Kieran’s National Heritage Week Tours running from 22-25 August
My 2024 National Heritage Week historical walking tours continue. I am half way through my programme of tours. All are free and there is no booking required!
Thursday 22 August: The Lough and its Curiosities historical walking tour.
Meet at green area at northern green of The Lough, entrance of Lough Road to The Lough, Lough Church end at 6.30pm.
This walking tour explores the Lough, its heritage and the rich surrounding history of this neighbourhood of the city. This amenity has witnessed eighteenth century market fairs as well as ice skating to nineteenth century writers and nursery gardens to twentieth century cycling tournaments and the rich and historic market garden culture.
Friday 23 August: Douglas and its History historical walking tour in association with Douglas Tidy Towns.
Discover the history of industry and the development of this historic village, meet in the carpark of Douglas Community Centre at 6.30pm.

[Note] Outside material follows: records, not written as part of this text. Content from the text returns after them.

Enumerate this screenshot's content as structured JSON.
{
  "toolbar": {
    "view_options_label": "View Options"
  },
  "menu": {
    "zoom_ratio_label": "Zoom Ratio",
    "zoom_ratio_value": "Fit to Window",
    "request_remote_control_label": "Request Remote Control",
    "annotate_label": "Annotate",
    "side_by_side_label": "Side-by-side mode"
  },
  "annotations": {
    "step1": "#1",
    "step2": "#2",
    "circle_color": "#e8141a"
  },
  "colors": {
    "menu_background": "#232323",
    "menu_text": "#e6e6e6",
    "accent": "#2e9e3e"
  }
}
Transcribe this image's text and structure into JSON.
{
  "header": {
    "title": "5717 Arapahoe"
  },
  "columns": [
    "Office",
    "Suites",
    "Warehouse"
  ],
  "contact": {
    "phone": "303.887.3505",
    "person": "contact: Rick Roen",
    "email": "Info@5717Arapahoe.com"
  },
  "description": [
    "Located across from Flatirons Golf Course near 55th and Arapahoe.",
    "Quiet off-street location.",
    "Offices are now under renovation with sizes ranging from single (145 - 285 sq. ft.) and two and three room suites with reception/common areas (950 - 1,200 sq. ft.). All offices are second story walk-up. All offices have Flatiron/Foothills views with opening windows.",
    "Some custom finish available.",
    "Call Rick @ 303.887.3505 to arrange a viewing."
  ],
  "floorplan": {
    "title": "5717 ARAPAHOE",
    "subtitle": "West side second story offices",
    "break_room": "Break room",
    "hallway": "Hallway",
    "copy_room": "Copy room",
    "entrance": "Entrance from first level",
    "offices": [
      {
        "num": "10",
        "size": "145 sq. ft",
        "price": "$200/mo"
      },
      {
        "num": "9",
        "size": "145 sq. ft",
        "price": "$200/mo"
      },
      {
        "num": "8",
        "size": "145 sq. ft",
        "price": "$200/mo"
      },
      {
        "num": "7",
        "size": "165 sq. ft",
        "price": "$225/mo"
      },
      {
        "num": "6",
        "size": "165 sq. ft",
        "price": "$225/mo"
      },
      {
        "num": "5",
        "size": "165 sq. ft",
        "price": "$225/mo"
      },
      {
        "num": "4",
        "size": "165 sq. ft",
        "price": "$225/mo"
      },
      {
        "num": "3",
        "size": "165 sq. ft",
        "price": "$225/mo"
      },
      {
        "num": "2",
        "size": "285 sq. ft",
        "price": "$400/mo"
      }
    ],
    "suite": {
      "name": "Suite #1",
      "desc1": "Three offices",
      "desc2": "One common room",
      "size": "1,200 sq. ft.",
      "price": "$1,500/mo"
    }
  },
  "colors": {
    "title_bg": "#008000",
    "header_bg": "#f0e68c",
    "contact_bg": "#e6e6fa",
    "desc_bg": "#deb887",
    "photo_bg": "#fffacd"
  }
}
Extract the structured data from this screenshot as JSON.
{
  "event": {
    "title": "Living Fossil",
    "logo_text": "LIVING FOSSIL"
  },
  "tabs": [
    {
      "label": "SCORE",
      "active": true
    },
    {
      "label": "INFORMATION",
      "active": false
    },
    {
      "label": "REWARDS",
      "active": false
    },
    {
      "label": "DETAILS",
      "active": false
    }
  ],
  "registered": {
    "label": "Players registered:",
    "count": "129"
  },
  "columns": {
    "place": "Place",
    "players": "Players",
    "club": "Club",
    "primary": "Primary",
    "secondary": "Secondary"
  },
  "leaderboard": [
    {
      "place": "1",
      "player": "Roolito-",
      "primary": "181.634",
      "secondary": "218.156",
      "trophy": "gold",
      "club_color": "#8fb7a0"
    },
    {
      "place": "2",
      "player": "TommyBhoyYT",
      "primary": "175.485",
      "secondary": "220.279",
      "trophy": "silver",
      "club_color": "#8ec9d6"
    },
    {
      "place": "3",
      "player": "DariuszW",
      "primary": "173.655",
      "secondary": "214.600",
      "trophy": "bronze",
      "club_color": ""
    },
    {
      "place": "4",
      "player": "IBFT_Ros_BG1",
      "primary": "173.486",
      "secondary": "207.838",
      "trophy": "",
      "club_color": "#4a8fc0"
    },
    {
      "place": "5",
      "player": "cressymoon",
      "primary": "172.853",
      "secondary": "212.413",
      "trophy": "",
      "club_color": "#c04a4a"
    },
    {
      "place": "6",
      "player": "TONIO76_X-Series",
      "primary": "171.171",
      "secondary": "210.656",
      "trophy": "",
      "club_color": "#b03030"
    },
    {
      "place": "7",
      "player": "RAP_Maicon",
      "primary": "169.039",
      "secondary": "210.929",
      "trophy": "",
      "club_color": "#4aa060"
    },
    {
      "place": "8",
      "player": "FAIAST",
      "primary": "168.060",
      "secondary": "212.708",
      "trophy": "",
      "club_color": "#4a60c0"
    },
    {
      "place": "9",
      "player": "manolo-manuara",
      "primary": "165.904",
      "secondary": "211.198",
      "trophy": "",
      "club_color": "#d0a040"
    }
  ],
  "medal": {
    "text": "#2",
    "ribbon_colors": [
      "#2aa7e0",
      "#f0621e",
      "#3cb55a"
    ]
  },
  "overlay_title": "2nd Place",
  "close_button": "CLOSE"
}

The story of Douglas and its environs is in essence a story of experimentation, of industry and of people and social improvement. The story of one of Ireland largest sailcloth factories is a worthwhile topic to explore in terms of its aspiration in its day in the eighteenth century.
On 1 June 1726, the Douglas Sailcloth Factory is said to have been founded by a colony of weavers from Fermanagh. The eighteenth century was a golden age for wooden sailing ships, before the 1800s made steam and iron prerequisites for modern navies and trading fleets. The era was also a golden age too for maritime exploration, Douglas in its own way added in part to this world of exploration.
Douglas village is lucky that it has been written about in depth by local historians in the 1980s and 1990s – scholars such as Con Foley and Walter McGrath – both of whom shone a huge spotlight on the depth and range of material available. Con Foley’s book on the history of Douglas shows his love of place and his participation in sitting down for years, penning notes, walking the ground, using ordnance survey maps and pondering on and mapping interconnections between the different memories of families active in the village and environs through time.
Saturday 24 August: The City Workhouse historical walking tour.
Learn about Cork city’s workhouse created for 2,000 impoverished people in 1841; meet just inside the gates of St Finbarr’s Hospital, Douglas Road at 1.30pm.
The Cork workhouse, which opened in December 1841, was an isolated place – built beyond the toll house and toll gates, which gave entry to the city and which stood just below the end of the wall of St Finbarr’s Hospital in the vicinity of the junction of the Douglas and Ballinlough roads.
Written in depth over the years by scholars such as Sr M Emmanuel Browne and Colman O’Mahony, many in-depth primary documents have survived to outline the history of the hospital. What shines out are the memories of how people have struggled at this site since its creation in 1841. Other topics perhaps can also be pursued here such as the history of social justice at the site, why and how society takes care of the vulnerable in society and the framing of questions on ideas of giving humanity and dignity to people and how they have evolved over the centuries.
The hospital serves as a vast repository of memories, symbolism, iconography and cultural debate. Standing at the former workhouse buildings, which opened in December 1841, there is much to think about – humanity and the human experience.
The architect to the Poor Law Commissioners in Ireland from 1839 until 1855 was George Wilkinson. Nearly all the workhouses, accommodating between 200 and 2000 persons apiece, were designed in a Tudor domestic idiom, with picturesque gabled entrance buildings which contracted the size and comfortlessness of the institutions which lay behind them. By April 1847 all 130 workhouses were complete, the Douglas Road one being one of the first.
Sunday 25 August: Sunday’s Well historical walking tour.
Discover the original well and the eighteenth century origins of the suburb, meet at St Vincent’s Bridge, North Mall end at 1.30pm.
Sunday’s Well was a famous landmark through the ages and the adjoining district took its name from the well. In 1644, the French traveller M de La Boullaye Le Gouz, visited Ireland. In the account of his journey he writes: “A mile from Korq (Cork) is a well called by the English, Sunday Spring, or the fountain of Sunday, which the Irish believe is blessed and cures many ills”.
Walk from Wise’s Hill to the heart of Sunday’s Well and learn about the development of an eighteenth century suburb. This tour begins at the elegant house at the junction of the North Mall and Wise's Hill, which was the residence of the distiller Francis Wise.
It is a beautiful detached five-bay three-storey former house, built around 1800, now in use as a university building. The building retains interesting features and materials, such as the timber sliding sash windows, wrought-iron lamp bracket arch, and interior fittings.
The North Mall distillery was established on Reilly's Marsh around 1779, and by 1802 the Wise brothers were running the firm. Whiskey production was another significant industry in Cork from the late eighteenth century.